Sentence may have been delivered but the Rio Ferdinand affair rumbled on regardless yesterday delivering its usual diet of threat and bluster, plea and condemnation.
After Ferdinand's club manager, Alex Ferguson, suggested that Manchester United would take their £30m defender's case to the highest court in the land, and then into the European arena, Sepp Blatter, president of Fifa, responded by threatening to ban United from club competition worldwide.
Such a ban would even prevent England from playing matches at Old Trafford, should United be minded to allow them. Ferguson also pondered aloud whether Ferdinand, should he fulfil his ban, would ever resume his England career.
"Rio has the right to go to court to protect his reputation," said Ferguson. "The club would support him if he did. He may also be able to seek damages for the time he has already missed playing for England. Whether he ever plays for his country again, or whether he wants to play for them, is another matter.
Blatter said: "I hear of a threat to go to the civil courts - even to the European courts - but that is strictly prohibited in our rules. If you take that action, the repercussions will be unprecedented." Blatter, who preceded Ferdinand's hearing by threatening to intervene if the judgement appeared lenient, added that Fifa would accept United appealing to the Court of Arbitration for Sport in Lausanne.
Article 59 of Fifa Statute XIII (Disputes) states: "National associations, clubs or club members shall not be permitted to refer disputes with the Federation or other association, clubs or club members to a court of law and they shall agree to submit any disagreement to an arbitration tribunal appointed by common consent."
It adds: "Any club which contravenes the terms outlined above may be sanctioned by being suspended from all international activity (official competitions and friendly matches) in addition to receiving a ban on all international matches (involving national associations and clubs) played in its stadium."
However, there is one caveat: "If the law of a country allows clubs or members to contest in a civil court any decisions pronounced by sports bodies, clubs or club members shall refrain from doing so until all the possibilities of sports jurisdiction within, or under the responsibility of their national association have been exhausted." United will argue by following the FA's appeals process they will have done that.
There is a precedent. Athletic Bilbao have taken court action to defend Carlos Gurpegui, a midfielder who tested positive for nandrolone at the start of last season, in September 2002.
Five months later he received a "cautionary" suspension from Spanish Sports Council. In April that was ratified by the Spanish federation and SSC only to be then lifted by the Spanish Committee for Sporting Discipline [CEDD] three days later while the player attempted to prove he produced the chemical naturally.

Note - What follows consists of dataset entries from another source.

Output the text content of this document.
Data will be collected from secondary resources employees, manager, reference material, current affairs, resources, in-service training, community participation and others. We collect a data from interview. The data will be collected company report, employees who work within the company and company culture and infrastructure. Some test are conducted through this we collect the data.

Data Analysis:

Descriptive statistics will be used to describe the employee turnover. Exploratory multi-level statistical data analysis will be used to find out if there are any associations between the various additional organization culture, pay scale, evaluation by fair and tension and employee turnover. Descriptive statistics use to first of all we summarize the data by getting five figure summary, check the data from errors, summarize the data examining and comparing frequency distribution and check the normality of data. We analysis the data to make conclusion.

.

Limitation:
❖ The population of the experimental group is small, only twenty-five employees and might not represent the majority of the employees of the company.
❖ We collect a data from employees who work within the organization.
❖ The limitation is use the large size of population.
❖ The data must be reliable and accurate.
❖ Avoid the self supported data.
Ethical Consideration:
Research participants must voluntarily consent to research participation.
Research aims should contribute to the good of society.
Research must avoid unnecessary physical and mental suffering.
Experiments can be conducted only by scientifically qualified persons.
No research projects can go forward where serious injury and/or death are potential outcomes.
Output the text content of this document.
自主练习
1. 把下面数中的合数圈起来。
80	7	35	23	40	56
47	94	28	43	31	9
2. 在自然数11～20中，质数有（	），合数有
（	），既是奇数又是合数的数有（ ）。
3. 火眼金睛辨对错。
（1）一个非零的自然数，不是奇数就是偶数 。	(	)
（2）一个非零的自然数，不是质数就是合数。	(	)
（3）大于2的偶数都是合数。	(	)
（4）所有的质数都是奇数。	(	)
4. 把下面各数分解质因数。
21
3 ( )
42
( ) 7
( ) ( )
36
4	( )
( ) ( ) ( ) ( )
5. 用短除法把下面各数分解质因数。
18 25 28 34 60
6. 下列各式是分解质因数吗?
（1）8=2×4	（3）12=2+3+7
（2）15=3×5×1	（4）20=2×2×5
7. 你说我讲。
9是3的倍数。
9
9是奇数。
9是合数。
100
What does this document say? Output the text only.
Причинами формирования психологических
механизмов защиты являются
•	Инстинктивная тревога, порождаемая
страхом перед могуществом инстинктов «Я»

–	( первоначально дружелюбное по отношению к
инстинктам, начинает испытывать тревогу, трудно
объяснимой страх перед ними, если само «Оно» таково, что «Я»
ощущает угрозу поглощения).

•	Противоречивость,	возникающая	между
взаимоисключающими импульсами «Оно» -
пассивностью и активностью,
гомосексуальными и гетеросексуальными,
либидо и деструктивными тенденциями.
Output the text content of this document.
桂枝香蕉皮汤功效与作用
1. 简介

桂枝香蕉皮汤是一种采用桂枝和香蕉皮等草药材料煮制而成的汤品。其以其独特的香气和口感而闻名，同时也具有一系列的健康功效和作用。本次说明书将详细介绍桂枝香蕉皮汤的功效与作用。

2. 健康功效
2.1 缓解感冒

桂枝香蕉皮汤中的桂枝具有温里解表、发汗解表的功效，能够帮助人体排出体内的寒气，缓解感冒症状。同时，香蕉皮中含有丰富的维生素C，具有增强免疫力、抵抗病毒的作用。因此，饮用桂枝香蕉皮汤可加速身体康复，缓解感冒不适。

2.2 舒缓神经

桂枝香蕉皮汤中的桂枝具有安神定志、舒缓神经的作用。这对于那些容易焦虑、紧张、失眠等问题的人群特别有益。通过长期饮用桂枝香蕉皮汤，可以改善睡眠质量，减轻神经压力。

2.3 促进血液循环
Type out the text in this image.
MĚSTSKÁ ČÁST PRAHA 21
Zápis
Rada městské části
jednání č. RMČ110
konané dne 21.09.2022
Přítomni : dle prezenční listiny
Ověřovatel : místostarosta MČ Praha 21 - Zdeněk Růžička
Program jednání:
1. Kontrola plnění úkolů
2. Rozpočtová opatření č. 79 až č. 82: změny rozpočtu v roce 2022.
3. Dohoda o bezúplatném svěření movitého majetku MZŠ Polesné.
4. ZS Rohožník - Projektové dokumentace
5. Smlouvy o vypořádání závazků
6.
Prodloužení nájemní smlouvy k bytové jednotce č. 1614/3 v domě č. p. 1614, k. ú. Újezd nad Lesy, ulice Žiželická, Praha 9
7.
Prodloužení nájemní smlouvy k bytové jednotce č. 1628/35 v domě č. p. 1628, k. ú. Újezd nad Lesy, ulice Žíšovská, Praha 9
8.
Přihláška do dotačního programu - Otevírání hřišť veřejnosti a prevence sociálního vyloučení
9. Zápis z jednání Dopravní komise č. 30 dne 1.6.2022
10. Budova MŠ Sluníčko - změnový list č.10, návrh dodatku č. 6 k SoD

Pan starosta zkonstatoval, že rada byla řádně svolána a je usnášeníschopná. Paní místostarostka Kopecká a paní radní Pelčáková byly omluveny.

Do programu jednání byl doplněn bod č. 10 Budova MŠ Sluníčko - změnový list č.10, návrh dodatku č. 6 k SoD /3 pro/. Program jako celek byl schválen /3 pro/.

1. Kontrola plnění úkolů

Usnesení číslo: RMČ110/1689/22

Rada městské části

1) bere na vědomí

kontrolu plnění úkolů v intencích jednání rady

Only this November did the CEDD finally impose a two-year ban. Bilbao then went to the Spanish High Court and the ban was lifted earlier this month until the player's appeal is heard. Fifa have not threatened to ban Bilbao.
Blatter has, though, talked of taking action against Boca Juniors and their young striker Carlos Tevez, who went to court to prevent Argentina forcing him to play in the recent under-20s world championship. "He withdrew at the last moment and to make things worse took his case to a local court," said Blatter. "If he does not have a valid reason he could end up playing his football at a disciplinary committee or on the moon." As yet, though, no action has been taken
Uefa, who had previously kept out of the affair, said an eight-month ban was in line with its guidelines. "This type of offence would carry at least a six-month ban so it is in line with what we would expect to happen if the player had failed to take a test during a Uefa competition," said spokesman Rob Faulkner.
Meanwhile Ferdinand's agent, Pini Zahavi, is expected to have discussions with his personal sponsors who include Nike and Ben Sherman. Nike had previously stated their intention to stand by Ferdinand but both companies may now be looking closely at the small print of their contract. "Most sponsorship deals have clauses in them relating to good behaviour and companies have the right to terminate them in the event of bad behaviour," said a leading sports lawyer.